The surgeon said my mouth looked fine. Because I got so black-and-blue, he suggested that I do the next two teeth one at a time. Wow. Double the fun.

Then I headed to tennis. I was the only one who showed up for George's clinic, so got a private lesson. I hit a lot of ground strokes, which he said looked great. He pointed out that I was really running for balls now.

I had a little more trouble when we went to the net for volleys. I have a habit of bending my elbow instead of keeping my arm straight; he said many tall people do that. (He took out the milk carton that he has many players put on their arm to keep it straight, but he didn't make me use it.) You get more power if your arm is straight.

He also had to keep reminding me to step before I hit, instead of after, and to bend my knees to get under a low ball.

"Let me see how far down you can get," he said. I bent my knees and got pretty far down. "Great, but I'll never get up," I said. "Sure you will," said the optimist.

He was making me work.

It went like this:

Step step step! Racquet up! Elbows! Elbows elbows elbows!

That last "elbow" cracked me up, and I missed the ball.

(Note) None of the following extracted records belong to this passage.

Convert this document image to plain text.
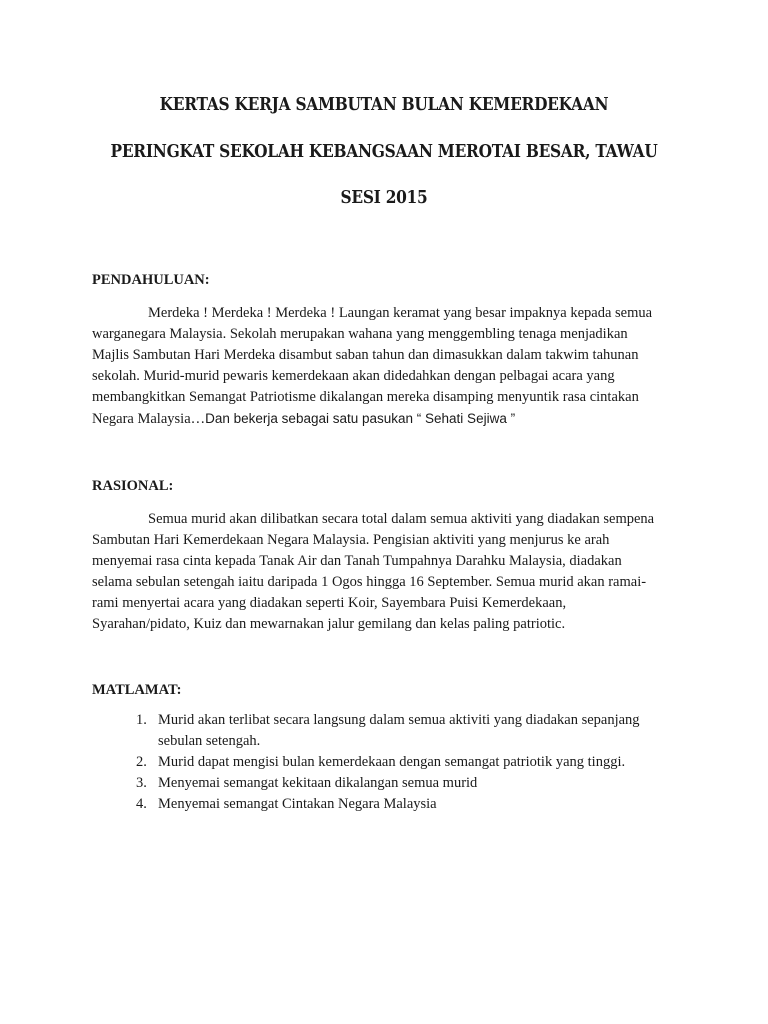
KERTAS KERJA SAMBUTAN BULAN KEMERDEKAAN
PERINGKAT SEKOLAH KEBANGSAAN MEROTAI BESAR, TAWAU
SESI 2015
PENDAHULUAN:
Merdeka ! Merdeka ! Merdeka ! Laungan keramat yang besar impaknya kepada semua
warganegara Malaysia. Sekolah merupakan wahana yang menggembling tenaga menjadikan
Majlis Sambutan Hari Merdeka disambut saban tahun dan dimasukkan dalam takwim tahunan
sekolah. Murid-murid pewaris kemerdekaan akan didedahkan dengan pelbagai acara yang
membangkitkan Semangat Patriotisme dikalangan mereka disamping menyuntik rasa cintakan
Negara Malaysia…Dan bekerja sebagai satu pasukan “ Sehati Sejiwa ”
RASIONAL:
Semua murid akan dilibatkan secara total dalam semua aktiviti yang diadakan sempena
Sambutan Hari Kemerdekaan Negara Malaysia. Pengisian aktiviti yang menjurus ke arah
menyemai rasa cinta kepada Tanak Air dan Tanah Tumpahnya Darahku Malaysia, diadakan
selama sebulan setengah iaitu daripada 1 Ogos hingga 16 September. Semua murid akan ramai-
rami menyertai acara yang diadakan seperti Koir, Sayembara Puisi Kemerdekaan,
Syarahan/pidato, Kuiz dan mewarnakan jalur gemilang dan kelas paling patriotic.
MATLAMAT:
1. Murid akan terlibat secara langsung dalam semua aktiviti yang diadakan sepanjang
sebulan setengah.
2. Murid dapat mengisi bulan kemerdekaan dengan semangat patriotik yang tinggi.
3. Menyemai semangat kekitaan dikalangan semua murid
4. Menyemai semangat Cintakan Negara Malaysia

"Why'd you miss?" George asked.

"Because I was laughing!"

He grinned.

"You can hit and laugh too."

Laughing is good.


susiegb said...

Gosh - so many things to comment on! I'll choose John Lennon! The day he died is one of those days that you remember where you were when you heard for ever! I was on a tube (train) in London heading for the airport to fly to Miami for a birthday party (and that's another story!) ... I remember seeing the headlines in someone's newspaper, and feeling almost paralysed with shock. Yes we were so young and idealistic then - but you wouldn't have it any other way!

(And I remember exactly the same thing about playing music to my parents thinking it'd change their lives, and them saying 'that's nice year'!!) :)

Naqvee said...

I learnt a lesson from your post.. when you saw those kids being present there for the sad reasons really desn't affect them AS they are living their every moment very happily.. they have the best times when they are together... unlike us.. who are at good places for good reasons nonetheless unhappy for no specific reason.